Responder Professional

Responder Pro is the industry’s first live memory and runtime analysis platform for Windows operating systems. Responder Pro integrates the most powerful physical memory and reverse engineering capabilities into one product suite providing information assurance analysts, computer emergency response teams, and computer crime investigators with the critical capabilities to collect, analyze, diagnose and report on runtime data contained in physical memory.

Disk and signature based detection tools are no match against malicious code using the latest anti-forensics, anti-detection, and anti-debugging techniques. It’s no wonder that 80% of new malware is missed by Antivirus. Responder Pro provides analysts and investigators with unprecedented visibility into memory and runtime state information to detect these resistant binaries because software (good or bad) cannot execute without being present in live memory.

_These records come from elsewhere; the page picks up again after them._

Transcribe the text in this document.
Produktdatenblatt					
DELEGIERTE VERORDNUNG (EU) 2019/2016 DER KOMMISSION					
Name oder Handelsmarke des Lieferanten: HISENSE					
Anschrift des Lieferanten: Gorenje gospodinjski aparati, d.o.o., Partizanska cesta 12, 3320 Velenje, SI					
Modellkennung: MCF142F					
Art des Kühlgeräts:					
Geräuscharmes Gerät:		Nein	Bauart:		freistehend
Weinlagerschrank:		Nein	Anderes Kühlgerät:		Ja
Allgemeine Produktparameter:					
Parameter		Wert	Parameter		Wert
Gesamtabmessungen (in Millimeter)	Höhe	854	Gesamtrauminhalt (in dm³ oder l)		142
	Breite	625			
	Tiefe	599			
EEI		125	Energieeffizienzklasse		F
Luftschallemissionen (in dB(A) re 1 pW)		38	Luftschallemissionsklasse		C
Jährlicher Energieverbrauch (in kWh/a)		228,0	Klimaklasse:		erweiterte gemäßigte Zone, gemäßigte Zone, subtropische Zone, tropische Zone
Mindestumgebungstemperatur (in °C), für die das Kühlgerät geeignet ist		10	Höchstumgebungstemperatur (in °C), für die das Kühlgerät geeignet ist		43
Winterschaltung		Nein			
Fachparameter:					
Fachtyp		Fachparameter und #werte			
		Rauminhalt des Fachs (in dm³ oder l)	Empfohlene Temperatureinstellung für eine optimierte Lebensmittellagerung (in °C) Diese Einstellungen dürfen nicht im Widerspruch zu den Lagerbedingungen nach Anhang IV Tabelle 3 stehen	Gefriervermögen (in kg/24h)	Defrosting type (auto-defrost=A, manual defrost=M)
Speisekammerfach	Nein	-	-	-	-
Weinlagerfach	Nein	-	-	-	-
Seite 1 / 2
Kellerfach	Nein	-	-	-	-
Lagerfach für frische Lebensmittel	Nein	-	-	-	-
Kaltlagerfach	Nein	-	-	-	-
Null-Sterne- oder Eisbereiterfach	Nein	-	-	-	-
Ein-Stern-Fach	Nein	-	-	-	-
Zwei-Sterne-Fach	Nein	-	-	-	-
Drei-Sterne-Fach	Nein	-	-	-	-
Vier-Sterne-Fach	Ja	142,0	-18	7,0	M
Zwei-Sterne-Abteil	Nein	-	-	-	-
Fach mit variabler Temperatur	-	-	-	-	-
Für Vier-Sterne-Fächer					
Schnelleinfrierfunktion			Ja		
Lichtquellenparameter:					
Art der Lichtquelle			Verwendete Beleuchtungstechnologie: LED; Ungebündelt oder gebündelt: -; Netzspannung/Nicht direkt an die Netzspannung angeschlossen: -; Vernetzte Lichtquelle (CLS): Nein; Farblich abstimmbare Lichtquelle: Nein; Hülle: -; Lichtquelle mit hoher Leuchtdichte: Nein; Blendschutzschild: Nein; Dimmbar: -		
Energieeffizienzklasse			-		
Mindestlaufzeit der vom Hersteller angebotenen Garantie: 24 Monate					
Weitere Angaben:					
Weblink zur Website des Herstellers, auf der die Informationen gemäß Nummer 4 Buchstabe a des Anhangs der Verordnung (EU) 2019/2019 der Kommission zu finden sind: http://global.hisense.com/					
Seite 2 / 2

With a mouse click, unknown or suspicious binaries detected by Responder can be analyzed, disassembled and debugged to determine if they are malicious and to gain understanding of their capabilities and behaviors.

HBGary Responder supports proactive security assessments, live computer incident response, forensic investigations, and malware analysis.

Responder Pro Memory Analytics provide the following:

• Running processes
• Open files
• Passwords in clear text
• Unencrypted data
• Instant messages
• Installed network devices
• Keyboard monitors
• Rootkits & Trojans
• Network socket information
• Registry info

Binary and Runtime Forensic Capabilities: Responder Pro integrates dynamic runtime tracing with data flow and static code analysis. Captured test data is recorded in a team-member shared database for further analysis with automated scripts and interactive graphing.

• Static Disassembly of Binaries
• Automated Malware Analysis & Reporting
• Advanced Graphing and Visualization

Preservation of Live Windows Memory (RAM)

HBGary Fastdump software utility is a free download to enable investigators and security analysts to easily "freeze the live memory" on workstations and servers. HBGary Fastdump is software that creates a block by block dump of physical memory on live Windows Operating systems.